Hegel nierait-il l'évolution ?
Dans la Phénoménologie de l'esprit (1807), Hegel se livre à une critique de la physiognomonie, en citant plusieurs fois Georg Christoph Lichtenberg, auteur du livre Über Physiognomonik (Göttingen, 1788).
Hegel reproche à la physiognomonie de chercher la conscience de soi là où elle ne peut pas être, à savoir dans le sensible, dans le corporel, autrement dit, ses manifestations extérieures. Or, il n'y a pas de stricte équivalence nécessaire entre la conscience et ses manifestations :
« Il s'agit certes d'une expression, mais en même temps aussi uniquement en tant que signe, si bien que ce à quoi ressemble ce qui exprime le contenu exprimé est parfaitement indifférent à ce dernier. Certes, dans cette apparition phénoménale, l'intérieur est un Invisible visible, mais sans être rattaché à elle ; il peut tout aussi bien être dans un autre phénomène, qu'un autre intérieur peut être dans le même phénomène. Lichtenberg a donc raison de dire : quand bien même le physiognomoniste mettrait un jour la main sur l'homme, il suffirait à celui-ci d'une seule brave petite décision pour se rendre de nouveau incompréhensible pendant des millénaires. »
— Phénoménologie de l'esprit, Aubier, 1991, trad. Lefebvre, p. 228
Le corps n'est que le signe de l'âme : par conséquent, la manifestation est arbitraire. Il peut renvoyer à tout et à son contraire, ce qui rend impossible tout constitution d'une science s'efforçant de dégager des lois universelles. L'âme n'est pas réductible à ses manifestations corporelles : l'intérieur, c'est-à-dire la conscience de soi, n'est pas et ne sera jamais visible. C'est pourquoi :
un même état de la conscience peut avoir des manifestations diverses : l'intérieur peut tout aussi bien être dans un autre phénomène ;
deux états différents de la conscience peuvent avoir la même manifestation : un autre intérieur peut être dans le même phénomène.
Ce jeu arbitraire entre l'intérieur et son phénomène (c'est-à-dire ce qui en apparaît) interdit la constitution d'une science, dans la mesure où celle-ci essaye au contraire de montrer des corrélations entre chaque état de la conscience et chacun de ses phénomènes.
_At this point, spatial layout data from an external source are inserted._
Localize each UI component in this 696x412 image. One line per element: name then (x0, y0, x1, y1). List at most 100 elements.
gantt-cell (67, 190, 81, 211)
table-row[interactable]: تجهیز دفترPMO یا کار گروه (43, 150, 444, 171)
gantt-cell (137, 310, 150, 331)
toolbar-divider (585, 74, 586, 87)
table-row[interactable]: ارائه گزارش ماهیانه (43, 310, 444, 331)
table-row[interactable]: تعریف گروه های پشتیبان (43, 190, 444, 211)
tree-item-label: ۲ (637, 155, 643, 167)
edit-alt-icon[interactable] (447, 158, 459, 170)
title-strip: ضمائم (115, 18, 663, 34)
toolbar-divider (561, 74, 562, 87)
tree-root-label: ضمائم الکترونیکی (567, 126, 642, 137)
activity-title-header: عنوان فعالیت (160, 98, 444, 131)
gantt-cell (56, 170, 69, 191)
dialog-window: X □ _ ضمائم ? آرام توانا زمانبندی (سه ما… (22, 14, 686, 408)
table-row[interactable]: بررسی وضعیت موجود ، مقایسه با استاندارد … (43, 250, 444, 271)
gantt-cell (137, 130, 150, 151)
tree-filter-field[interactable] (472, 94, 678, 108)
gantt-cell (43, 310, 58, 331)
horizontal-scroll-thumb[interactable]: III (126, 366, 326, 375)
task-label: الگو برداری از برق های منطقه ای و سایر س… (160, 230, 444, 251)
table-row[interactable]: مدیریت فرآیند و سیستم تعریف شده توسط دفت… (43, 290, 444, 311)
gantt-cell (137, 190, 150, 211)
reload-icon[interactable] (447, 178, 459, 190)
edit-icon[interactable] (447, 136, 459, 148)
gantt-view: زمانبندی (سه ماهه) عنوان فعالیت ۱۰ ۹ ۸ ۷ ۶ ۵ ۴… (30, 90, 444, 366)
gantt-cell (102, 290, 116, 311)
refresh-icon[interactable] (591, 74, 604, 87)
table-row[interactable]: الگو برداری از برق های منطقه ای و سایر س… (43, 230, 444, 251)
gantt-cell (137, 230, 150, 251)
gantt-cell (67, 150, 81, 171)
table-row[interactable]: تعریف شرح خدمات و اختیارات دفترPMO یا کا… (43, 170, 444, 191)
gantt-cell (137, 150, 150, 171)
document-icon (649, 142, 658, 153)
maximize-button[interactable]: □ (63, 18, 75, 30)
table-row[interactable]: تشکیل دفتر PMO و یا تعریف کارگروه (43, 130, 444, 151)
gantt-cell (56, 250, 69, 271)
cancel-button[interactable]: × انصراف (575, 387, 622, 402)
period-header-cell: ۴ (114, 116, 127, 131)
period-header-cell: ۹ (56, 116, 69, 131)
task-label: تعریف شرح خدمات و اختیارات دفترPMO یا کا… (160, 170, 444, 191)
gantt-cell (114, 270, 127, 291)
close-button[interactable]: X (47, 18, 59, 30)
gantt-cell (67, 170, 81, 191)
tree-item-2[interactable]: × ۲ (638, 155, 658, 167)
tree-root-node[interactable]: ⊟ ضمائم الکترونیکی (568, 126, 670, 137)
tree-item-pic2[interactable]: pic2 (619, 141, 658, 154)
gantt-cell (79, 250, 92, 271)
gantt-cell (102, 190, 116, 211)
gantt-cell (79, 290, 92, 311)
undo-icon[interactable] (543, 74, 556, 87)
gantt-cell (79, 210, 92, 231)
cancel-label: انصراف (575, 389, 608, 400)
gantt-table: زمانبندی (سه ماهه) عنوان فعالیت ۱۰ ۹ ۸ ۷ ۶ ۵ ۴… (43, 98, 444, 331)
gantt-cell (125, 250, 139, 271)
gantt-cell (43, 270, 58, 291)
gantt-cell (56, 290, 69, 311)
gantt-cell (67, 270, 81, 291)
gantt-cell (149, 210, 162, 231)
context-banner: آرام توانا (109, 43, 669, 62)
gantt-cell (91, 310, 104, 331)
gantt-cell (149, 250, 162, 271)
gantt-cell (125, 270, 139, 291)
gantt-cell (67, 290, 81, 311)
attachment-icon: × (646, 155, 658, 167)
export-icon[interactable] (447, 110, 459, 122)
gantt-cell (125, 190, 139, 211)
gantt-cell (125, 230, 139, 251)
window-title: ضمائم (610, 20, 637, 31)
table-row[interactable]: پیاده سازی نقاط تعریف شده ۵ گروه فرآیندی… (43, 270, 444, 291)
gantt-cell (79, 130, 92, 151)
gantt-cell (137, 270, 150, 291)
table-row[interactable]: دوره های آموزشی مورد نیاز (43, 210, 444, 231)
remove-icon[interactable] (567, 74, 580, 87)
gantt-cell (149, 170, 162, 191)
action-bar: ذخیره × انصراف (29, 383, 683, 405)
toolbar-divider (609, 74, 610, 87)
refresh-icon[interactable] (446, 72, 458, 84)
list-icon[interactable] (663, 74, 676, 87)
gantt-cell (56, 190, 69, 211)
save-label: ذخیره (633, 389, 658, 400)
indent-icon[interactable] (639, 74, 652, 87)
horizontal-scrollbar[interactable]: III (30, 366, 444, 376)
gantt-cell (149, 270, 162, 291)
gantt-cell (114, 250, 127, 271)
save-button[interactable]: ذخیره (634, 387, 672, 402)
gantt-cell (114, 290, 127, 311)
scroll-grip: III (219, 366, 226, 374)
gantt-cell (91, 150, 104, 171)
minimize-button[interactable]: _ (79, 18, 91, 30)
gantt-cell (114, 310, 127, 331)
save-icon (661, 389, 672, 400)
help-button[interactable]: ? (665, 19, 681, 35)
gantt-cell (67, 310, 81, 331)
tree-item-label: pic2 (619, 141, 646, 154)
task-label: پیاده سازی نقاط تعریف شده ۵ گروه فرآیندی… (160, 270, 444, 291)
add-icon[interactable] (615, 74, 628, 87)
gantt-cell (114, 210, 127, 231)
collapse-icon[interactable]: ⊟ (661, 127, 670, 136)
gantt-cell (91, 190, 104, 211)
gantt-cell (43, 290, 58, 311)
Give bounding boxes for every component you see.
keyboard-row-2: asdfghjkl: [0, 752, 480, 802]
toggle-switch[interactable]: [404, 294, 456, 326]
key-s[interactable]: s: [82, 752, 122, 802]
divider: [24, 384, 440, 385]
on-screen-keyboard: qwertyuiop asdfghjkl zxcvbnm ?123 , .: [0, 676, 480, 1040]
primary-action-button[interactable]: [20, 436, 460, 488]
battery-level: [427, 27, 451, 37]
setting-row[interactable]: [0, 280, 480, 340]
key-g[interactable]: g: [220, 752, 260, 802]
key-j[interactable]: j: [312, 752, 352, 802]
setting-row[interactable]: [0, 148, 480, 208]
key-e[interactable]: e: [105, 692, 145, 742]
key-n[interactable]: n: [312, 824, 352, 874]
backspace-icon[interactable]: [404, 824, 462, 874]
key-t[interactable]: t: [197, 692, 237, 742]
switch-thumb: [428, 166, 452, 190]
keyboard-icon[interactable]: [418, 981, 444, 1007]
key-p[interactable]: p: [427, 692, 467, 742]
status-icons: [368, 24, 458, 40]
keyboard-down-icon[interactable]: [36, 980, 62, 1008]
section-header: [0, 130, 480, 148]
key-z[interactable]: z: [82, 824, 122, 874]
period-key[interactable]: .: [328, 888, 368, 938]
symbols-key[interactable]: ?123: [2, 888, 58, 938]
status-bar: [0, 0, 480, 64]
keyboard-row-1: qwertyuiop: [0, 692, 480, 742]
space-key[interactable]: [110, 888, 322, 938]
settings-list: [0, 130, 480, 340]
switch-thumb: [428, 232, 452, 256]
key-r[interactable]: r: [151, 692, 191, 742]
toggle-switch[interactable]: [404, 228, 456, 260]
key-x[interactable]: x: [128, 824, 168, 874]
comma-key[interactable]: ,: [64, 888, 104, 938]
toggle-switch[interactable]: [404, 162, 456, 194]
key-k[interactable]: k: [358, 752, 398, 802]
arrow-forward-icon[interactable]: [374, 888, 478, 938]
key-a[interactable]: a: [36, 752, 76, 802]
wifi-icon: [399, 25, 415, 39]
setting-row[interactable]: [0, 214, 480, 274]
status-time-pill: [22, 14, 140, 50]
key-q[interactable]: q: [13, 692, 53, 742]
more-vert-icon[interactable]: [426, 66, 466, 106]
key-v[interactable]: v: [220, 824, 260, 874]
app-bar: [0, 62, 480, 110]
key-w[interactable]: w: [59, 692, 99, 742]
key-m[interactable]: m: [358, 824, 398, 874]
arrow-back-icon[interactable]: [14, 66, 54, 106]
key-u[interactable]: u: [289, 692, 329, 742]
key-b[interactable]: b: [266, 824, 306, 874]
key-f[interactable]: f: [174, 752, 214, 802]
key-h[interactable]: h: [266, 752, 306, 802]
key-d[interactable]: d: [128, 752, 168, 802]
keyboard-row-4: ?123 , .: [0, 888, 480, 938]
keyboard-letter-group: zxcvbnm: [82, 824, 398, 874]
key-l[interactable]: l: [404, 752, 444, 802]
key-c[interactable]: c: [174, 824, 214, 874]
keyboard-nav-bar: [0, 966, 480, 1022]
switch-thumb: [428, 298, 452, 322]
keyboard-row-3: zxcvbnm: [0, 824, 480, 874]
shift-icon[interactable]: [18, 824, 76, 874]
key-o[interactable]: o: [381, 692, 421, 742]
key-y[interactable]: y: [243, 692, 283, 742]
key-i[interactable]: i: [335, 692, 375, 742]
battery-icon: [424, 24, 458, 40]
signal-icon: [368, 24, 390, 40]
Ces corrélations ne peuvent pas exister, et ce en vertu de la seule nature de la conscience, qui est d'être un phénomène intérieur, qui entretient avec son phénomène une relation indifférente, c'est-à-dire arbitraire.
Euterpe a écrit:La physiognomonie a-t-elle à voir avec la physiologie ?
Schopenhauer et Nietzsche étaient quand même extrêmement, voire anormalement intuitifs, par rapport à la moyenne. Ils ne devaient pas être nombreux, à l'époque, les penseurs qui estimaient devoir introduire les découvertes des sciences naturelles dans la philosophie
Je crois par exemple qu'on pourrait dire à peu près que l'évolution est à Nietzsche ce que l'histoire est à Hegel, celui-ci s'occupant de politique, celui-là de morale ; l'histoire permettant une construction achevée du savoir, l'évolution permettant une déconstruction définitive de la morale.